In one definition Seneca offers of freedom, he states, “It means not fearing humans or gods, not craving things that are low or excessive, and having complete power over yourself. Just being your own person is a priceless good.”5 When Seneca mentions “having complete power over yourself,” he’s referring, at least in part, to the freedom of being able to make sound judgments, the opposite of being enslaved by false beliefs and negative social conditioning.
For a Stoic, ultimate freedom is achieved by the ability to make sound judgments. Only then will we truly “belong to ourselves.” Only then will we possess real freedom and self-sufficiency. Only then will we be able to look down upon Fortune and not allow our mental happiness to depend on chance events beyond our control.
SELF-SUFFICIENCY AND THE HAPPY LIFE: RISING ABOVE FORTUNE AND CHANCE
We must make our escape to freedom. But this can only happen through disregard of Fortune.
—Seneca, On the Happy Life 4.4–5
The way someone becomes free, or becomes self-sufficient, is by rising above Fortune. The more we grant importance to external things outside our control, the less free we will become.
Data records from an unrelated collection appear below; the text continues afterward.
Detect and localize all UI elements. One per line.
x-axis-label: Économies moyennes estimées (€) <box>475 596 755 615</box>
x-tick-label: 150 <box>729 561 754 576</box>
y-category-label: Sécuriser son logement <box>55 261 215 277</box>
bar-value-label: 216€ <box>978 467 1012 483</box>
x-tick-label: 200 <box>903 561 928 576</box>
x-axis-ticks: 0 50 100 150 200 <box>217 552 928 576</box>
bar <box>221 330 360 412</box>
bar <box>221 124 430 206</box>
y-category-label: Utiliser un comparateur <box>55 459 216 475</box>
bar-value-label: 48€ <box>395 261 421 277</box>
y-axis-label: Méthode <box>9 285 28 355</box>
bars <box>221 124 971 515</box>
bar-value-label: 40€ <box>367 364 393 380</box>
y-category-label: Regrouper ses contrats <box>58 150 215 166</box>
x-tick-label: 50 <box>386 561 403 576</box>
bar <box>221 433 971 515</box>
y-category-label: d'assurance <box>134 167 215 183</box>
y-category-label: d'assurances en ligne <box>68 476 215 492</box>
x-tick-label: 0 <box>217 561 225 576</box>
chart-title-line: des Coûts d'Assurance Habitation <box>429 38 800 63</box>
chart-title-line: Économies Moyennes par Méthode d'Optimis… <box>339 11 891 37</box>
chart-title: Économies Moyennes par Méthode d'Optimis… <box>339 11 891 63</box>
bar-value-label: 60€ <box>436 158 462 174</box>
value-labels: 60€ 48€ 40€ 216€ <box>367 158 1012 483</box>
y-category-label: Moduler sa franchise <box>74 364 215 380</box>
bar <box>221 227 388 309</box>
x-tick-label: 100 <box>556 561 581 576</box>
Blind greed, Seneca notes, impels us to seek out things that will never satisfy us. If those kinds of external things could satisfy us, they would have done so already. But as he points out, we don’t often consider “how pleasant it is to ask for nothing, how wonderful it is to be satisfied without depending on Fortune.”6 He writes, “I can show you many things that, once acquired, stole our freedom away. We would still belong to ourselves if those things did not belong to us.”7
The alternative to seeking happiness in external things is to realize that our real goods, our true sources of happiness, are discovered within. People chase after endless pleasures in the outer world, in things that glitter and shine. But those shiny objects are never satisfying over the long term. By contrast, developing a sound character brings lasting happiness while still allowing us to appreciate the value of external things for what they are. This allows a Stoic, or anyone else for that matter, to experience real fulfillment.